This Tuesday, 15 January 2013, an interfaith coalition will hold a "Pray-In for the Climate" in front of the White House. (Yes, sadly, this will be in front of the White House rather than in it even though this is the sort of "Prayer Breakfast" that the President (and family) should join as part of a 'national conversation on the climate'.)
The day is powerful in its symbolism as the 15th is the date of Martin Luther King, Jr's, real birthday even as the Presidential inauguration will come on the following Monday, the Federal MLK holiday. When considering Martin Luther King's legacy, it is hard to imagine that he would not be in the front lines of interfaith efforts to help society see the moral (and survival and security and economic and ...) necessity of confronting climate change. King likely would have been among those arrested in front of the White House in summer 2011 protesting the proposed Keystone pipeline and he would join other religious leaders in front of the White House in this interfaith action (where at least some people are planning to get arrested for civil disobedience) "to bring attention to the urgent need for for action on climate change."
In a real sense all life is inter-related. All persons are caught in an inescapable network of mutuality, tied in a single garment of destiny. Whatever affects one directly affects all indirectly. I can never be what I ought to be until you are what you ought to be, and you can never be what you ought to be until I am what I ought to be. This is the inter-related structure of reality. ~Rev. Martin Luther King, Jr.
On the 15th, the pray-in will meet at the New York Avenue Presbyterian Church (1313 New York Ave, NW, WDC, 2005) with the religious procession to the WH (all of a five minute walk) scheduled for noon and, at 1230", a "Prayerful Vigil at the White House"
Asking that our President and our nation
find the strength and wisdom
to steer us away from
the Climate Cliff
From the pray-in's press release
"The way we respond to our warming planet is absolutely an issue of social justice, “ said Rev. Bob Edgar, CEO Common Cause and former head of National Council of the Churches. “Dr. Martin Luther King Jr. often invoked 'the fierce urgency of now' in calling people to action, and nowhere are his words more relevant than in the moral
imperative we share as people of faith to take decisive action against climate change."
The President's offhand comments about the potential for a national conversation on climate change clearly aren't enough to lay these religious leaders' concerns to rest.

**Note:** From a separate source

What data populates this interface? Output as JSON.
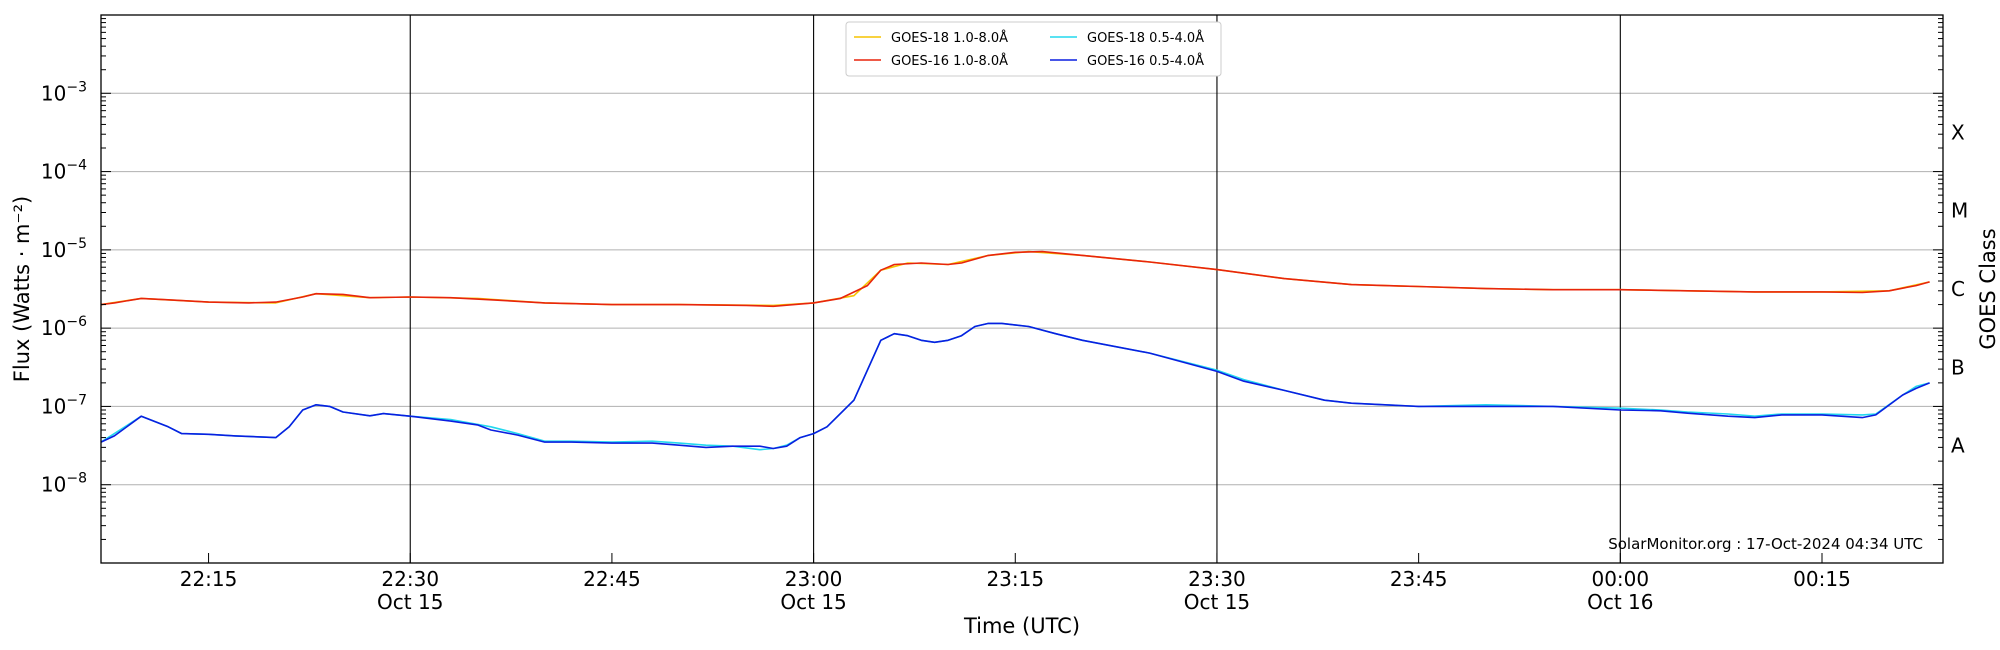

“President Obama needs to lead more than a conversation about climate change. It’s time he and our leaders recognize this threat and lead us toward a more energy efficient and sustainable future,” said Rabbi Arthur Waskow. “Some of us might be arrested, and frankly, it’s worth it — we need to show that this is an issue the President must address aggressively.”

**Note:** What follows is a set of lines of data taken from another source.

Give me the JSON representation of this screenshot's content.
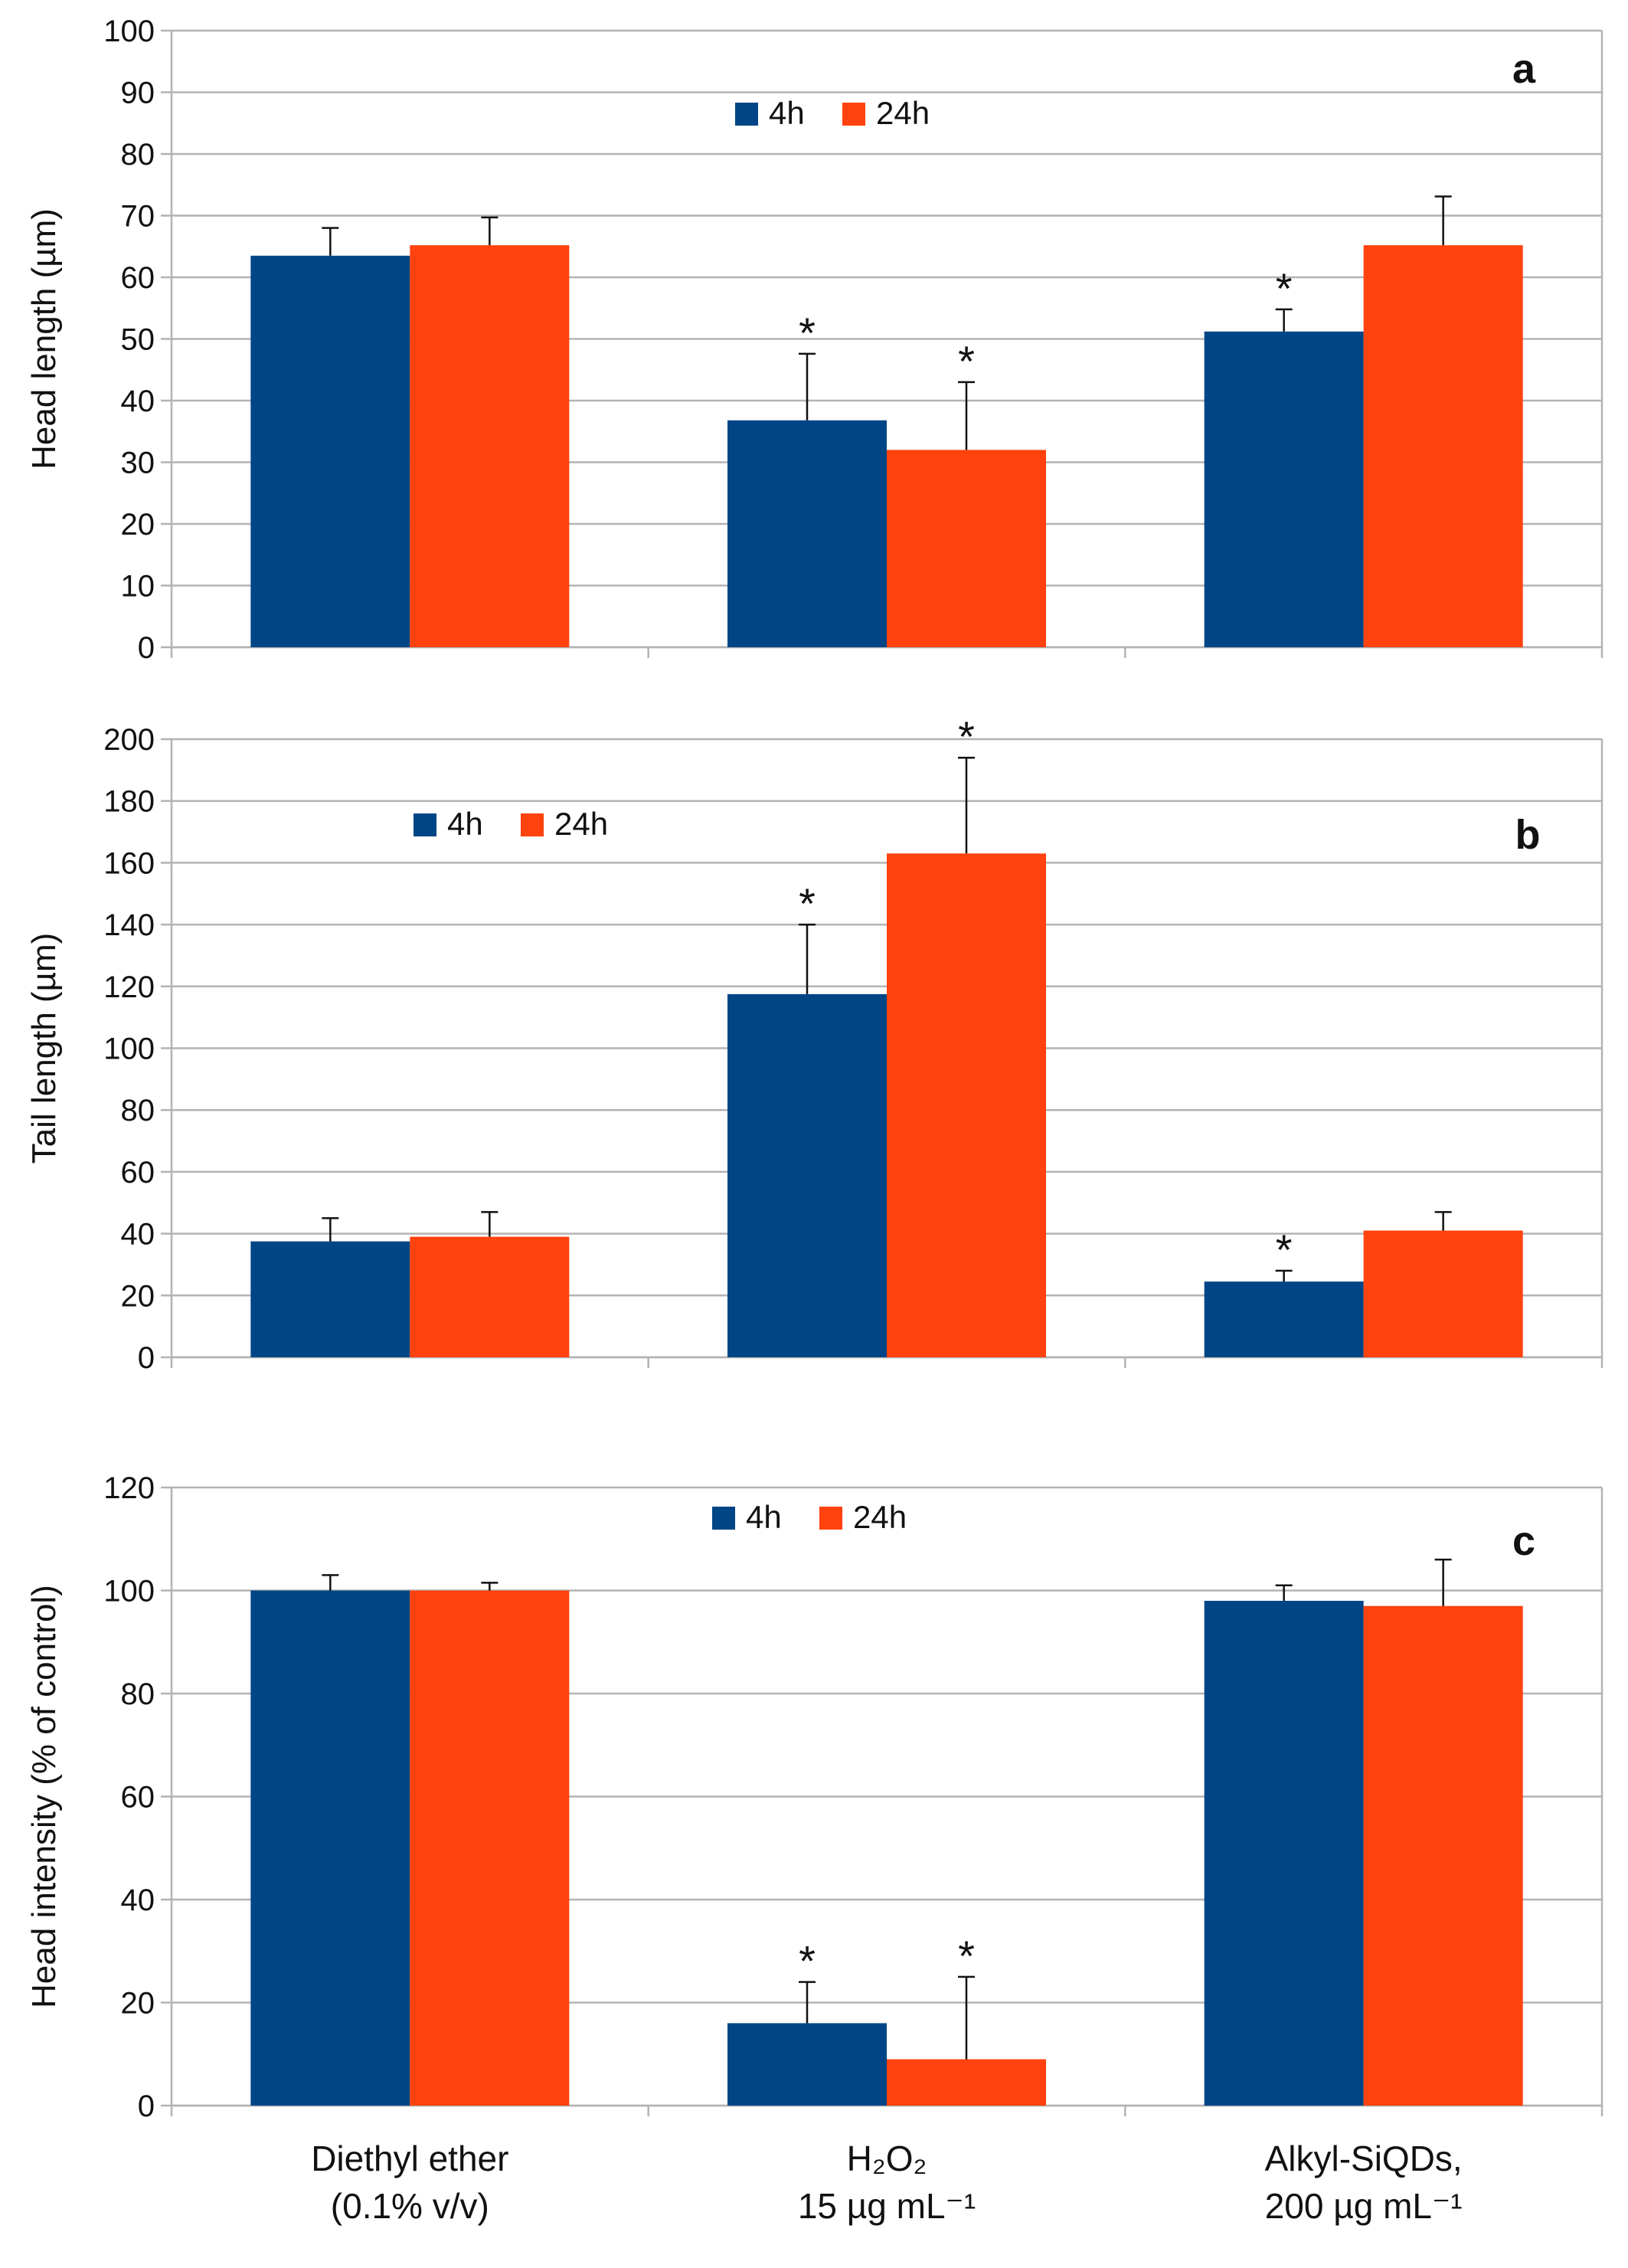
{
  "colors": {
    "4h": "#004586",
    "24h": "#ff420e",
    "grid": "#b3b3b3",
    "axis": "#b3b3b3"
  },
  "categories": [
    "Diethyl ether",
    "H2O2",
    "Alkyl-SiQDs,"
  ],
  "category_labels": [
    {
      "line1": "Diethyl ether",
      "line2": "(0.1% v/v)"
    },
    {
      "line1": "H₂O₂",
      "line2": "15 µg mL⁻¹"
    },
    {
      "line1": "Alkyl-SiQDs,",
      "line2": "200 µg mL⁻¹"
    }
  ],
  "legend": {
    "s1": "4h",
    "s2": "24h"
  },
  "chart_data": [
    {
      "type": "bar",
      "panel_label": "a",
      "ylabel": "Head length (µm)",
      "ylim": [
        0,
        100
      ],
      "yticks": [
        "0",
        "10",
        "20",
        "30",
        "40",
        "50",
        "60",
        "70",
        "80",
        "90",
        "100"
      ],
      "grid": true,
      "legend_position": "top-center",
      "categories": [
        "Diethyl ether",
        "H2O2",
        "Alkyl-SiQDs,"
      ],
      "series": [
        {
          "name": "4h",
          "values": [
            63.5,
            36.8,
            51.2
          ],
          "errors": [
            4.5,
            10.8,
            3.6
          ],
          "significant": [
            false,
            true,
            true
          ]
        },
        {
          "name": "24h",
          "values": [
            65.2,
            32.0,
            65.2
          ],
          "errors": [
            4.5,
            11.0,
            7.9
          ],
          "significant": [
            false,
            true,
            false
          ]
        }
      ]
    },
    {
      "type": "bar",
      "panel_label": "b",
      "ylabel": "Tail length (µm)",
      "ylim": [
        0,
        200
      ],
      "yticks": [
        "0",
        "20",
        "40",
        "60",
        "80",
        "100",
        "120",
        "140",
        "160",
        "180",
        "200"
      ],
      "grid": true,
      "legend_position": "top-left",
      "categories": [
        "Diethyl ether",
        "H2O2",
        "Alkyl-SiQDs,"
      ],
      "series": [
        {
          "name": "4h",
          "values": [
            37.5,
            117.5,
            24.5
          ],
          "errors": [
            7.5,
            22.5,
            3.5
          ],
          "significant": [
            false,
            true,
            true
          ]
        },
        {
          "name": "24h",
          "values": [
            39.0,
            163.0,
            41.0
          ],
          "errors": [
            8.0,
            31.0,
            6.0
          ],
          "significant": [
            false,
            true,
            false
          ]
        }
      ]
    },
    {
      "type": "bar",
      "panel_label": "c",
      "ylabel": "Head intensity (% of control)",
      "ylim": [
        0,
        120
      ],
      "yticks": [
        "0",
        "20",
        "40",
        "60",
        "80",
        "100",
        "120"
      ],
      "grid": true,
      "legend_position": "top-center",
      "categories": [
        "Diethyl ether",
        "H2O2",
        "Alkyl-SiQDs,"
      ],
      "series": [
        {
          "name": "4h",
          "values": [
            100.0,
            16.0,
            98.0
          ],
          "errors": [
            3.0,
            8.0,
            3.0
          ],
          "significant": [
            false,
            true,
            false
          ]
        },
        {
          "name": "24h",
          "values": [
            100.0,
            9.0,
            97.0
          ],
          "errors": [
            1.5,
            16.0,
            9.0
          ],
          "significant": [
            false,
            true,
            false
          ]
        }
      ]
    }
  ]
}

Amid the struggle to foster societal attention to what might be the greatest threat that human civilization has ever faced, MLK Jr's words certainly are worth considering.

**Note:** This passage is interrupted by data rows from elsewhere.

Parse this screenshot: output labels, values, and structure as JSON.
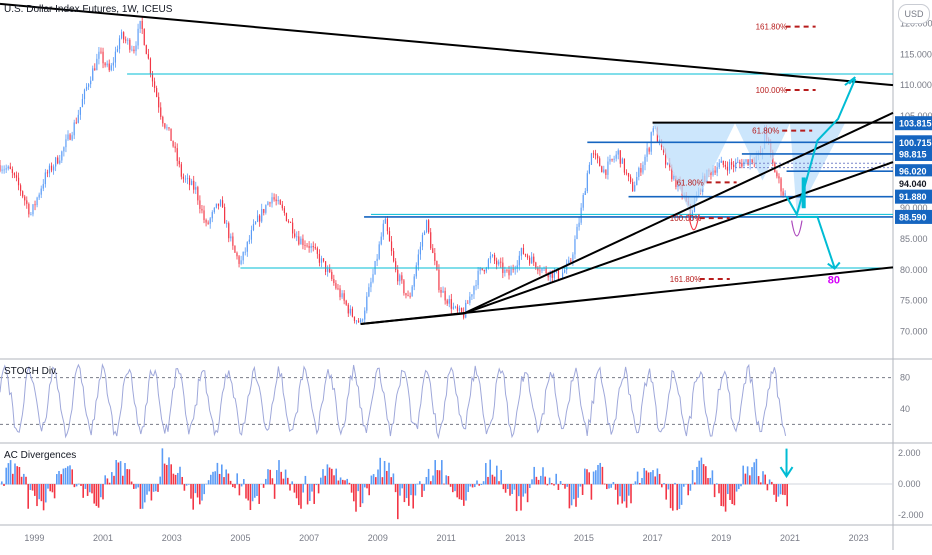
{
  "header": {
    "title": "U.S. Dollar Index Futures, 1W, ICEUS",
    "currency": "USD"
  },
  "colors": {
    "up": "#5b9cf6",
    "down": "#f23645",
    "cyan": "#00bcd4",
    "blue": "#1565c0",
    "dark": "#000000",
    "fib": "#b71c1c",
    "stoch": "#9fa8da",
    "pattern": "#bbdefb"
  },
  "chart_data": [
    {
      "type": "candlestick",
      "title": "U.S. Dollar Index Futures, 1W, ICEUS",
      "x_axis": {
        "ticks": [
          "1999",
          "2001",
          "2003",
          "2005",
          "2007",
          "2009",
          "2011",
          "2013",
          "2015",
          "2017",
          "2019",
          "2021",
          "2023"
        ],
        "range": [
          1998.0,
          2024.0
        ]
      },
      "y_axis": {
        "ticks": [
          "70.000",
          "75.000",
          "80.000",
          "85.000",
          "90.000",
          "95.000",
          "100.000",
          "105.000",
          "110.000",
          "115.000",
          "120.000"
        ],
        "range": [
          66.0,
          123.5
        ]
      },
      "price_path": [
        [
          1998.0,
          97
        ],
        [
          1998.3,
          96
        ],
        [
          1998.6,
          93
        ],
        [
          1998.9,
          89
        ],
        [
          1999.3,
          95
        ],
        [
          1999.8,
          99
        ],
        [
          2000.2,
          104
        ],
        [
          2000.6,
          111
        ],
        [
          2000.9,
          115
        ],
        [
          2001.2,
          112
        ],
        [
          2001.5,
          118
        ],
        [
          2001.9,
          116
        ],
        [
          2002.1,
          120
        ],
        [
          2002.4,
          112
        ],
        [
          2002.7,
          105
        ],
        [
          2003.0,
          101
        ],
        [
          2003.3,
          95
        ],
        [
          2003.7,
          93
        ],
        [
          2004.0,
          87
        ],
        [
          2004.4,
          91
        ],
        [
          2004.8,
          83
        ],
        [
          2005.0,
          81
        ],
        [
          2005.4,
          87
        ],
        [
          2005.9,
          92
        ],
        [
          2006.3,
          89
        ],
        [
          2006.7,
          85
        ],
        [
          2007.0,
          84
        ],
        [
          2007.4,
          81
        ],
        [
          2007.8,
          77
        ],
        [
          2008.2,
          73
        ],
        [
          2008.5,
          71.3
        ],
        [
          2008.9,
          80
        ],
        [
          2009.2,
          88
        ],
        [
          2009.5,
          80
        ],
        [
          2009.9,
          75
        ],
        [
          2010.4,
          88
        ],
        [
          2010.8,
          77
        ],
        [
          2011.3,
          73
        ],
        [
          2011.5,
          72.8
        ],
        [
          2011.9,
          79
        ],
        [
          2012.3,
          82
        ],
        [
          2012.8,
          79
        ],
        [
          2013.2,
          83
        ],
        [
          2013.8,
          80
        ],
        [
          2014.3,
          79
        ],
        [
          2014.6,
          81
        ],
        [
          2014.9,
          89
        ],
        [
          2015.2,
          99
        ],
        [
          2015.6,
          96
        ],
        [
          2016.0,
          99
        ],
        [
          2016.4,
          93
        ],
        [
          2016.9,
          100
        ],
        [
          2017.0,
          103.8
        ],
        [
          2017.4,
          97
        ],
        [
          2017.9,
          92
        ],
        [
          2018.1,
          89
        ],
        [
          2018.5,
          95
        ],
        [
          2018.9,
          97
        ],
        [
          2019.4,
          97
        ],
        [
          2019.9,
          98
        ],
        [
          2020.2,
          99
        ],
        [
          2020.25,
          103.5
        ],
        [
          2020.5,
          97
        ],
        [
          2020.8,
          92.5
        ],
        [
          2020.9,
          91.9
        ]
      ],
      "levels": {
        "right_labels": [
          {
            "text": "103.815",
            "price": 103.815
          },
          {
            "text": "100.715",
            "price": 100.715
          },
          {
            "text": "98.815",
            "price": 98.815
          },
          {
            "text": "96.020",
            "price": 96.02
          },
          {
            "text": "94.040",
            "price": 94.04
          },
          {
            "text": "91.880",
            "price": 91.88
          },
          {
            "text": "88.590",
            "price": 88.59
          }
        ]
      },
      "fib_labels": [
        {
          "text": "161.80%",
          "x": 2020.0,
          "price": 119.5
        },
        {
          "text": "100.00%",
          "x": 2020.0,
          "price": 109.2
        },
        {
          "text": "61.80%",
          "x": 2019.9,
          "price": 102.6
        },
        {
          "text": "61.80%",
          "x": 2017.7,
          "price": 94.2
        },
        {
          "text": "100.00%",
          "x": 2017.5,
          "price": 88.4
        },
        {
          "text": "161.80%",
          "x": 2017.5,
          "price": 78.5
        }
      ],
      "target_label": {
        "text": "80",
        "x": 2022.1,
        "price": 77.8
      }
    },
    {
      "type": "line",
      "title": "STOCH Div.",
      "y_axis": {
        "ticks": [
          "80",
          "40"
        ],
        "range": [
          0,
          100
        ],
        "bands": [
          80,
          20
        ]
      }
    },
    {
      "type": "bar",
      "title": "AC Divergences",
      "y_axis": {
        "ticks": [
          "2.000",
          "0.000",
          "-2.000"
        ],
        "range": [
          -2.6,
          2.6
        ]
      }
    }
  ]
}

The ultimate measure of a man is not where he stands in moments of comfort and convenience, but where he stands at times of challenge and controversy. Martin Luther King, Jr
NOTE / UPDATE: Multiple commentators are challenging "prayer" and "pray-in". The people involved are people who, in their own lives / communities / etc, are taking tangible actions while seeking to foster change in broader society. From the announcement for Tuesday's event
What will we be urging that the President do to meet the needs of this critical hour in planetary time? He must break the silence by taking necessary actions, such as these:
1. Permanently refuse permits for the Keystone XL tar sands pipeline, because tar- oil is among the most dangerous of the planet-heating forms of carbon
2. Call a National Summit Conference on the Climate Crisis that includes leaders of business, labor, academia, religious communities, governmental officialdom, science, and other relevant bodies
3. Publicly support and advocate for a carbon fee that will generate hundreds of billions of dollars, with provisions to ensure that working families and the poor are not harmed by higher carbon prices; for an end to subsidies to the coal, oil and gas industries; and for substantial subsidies for research, development, and use of renewable, sustainable and jobs-creating clean energy sources.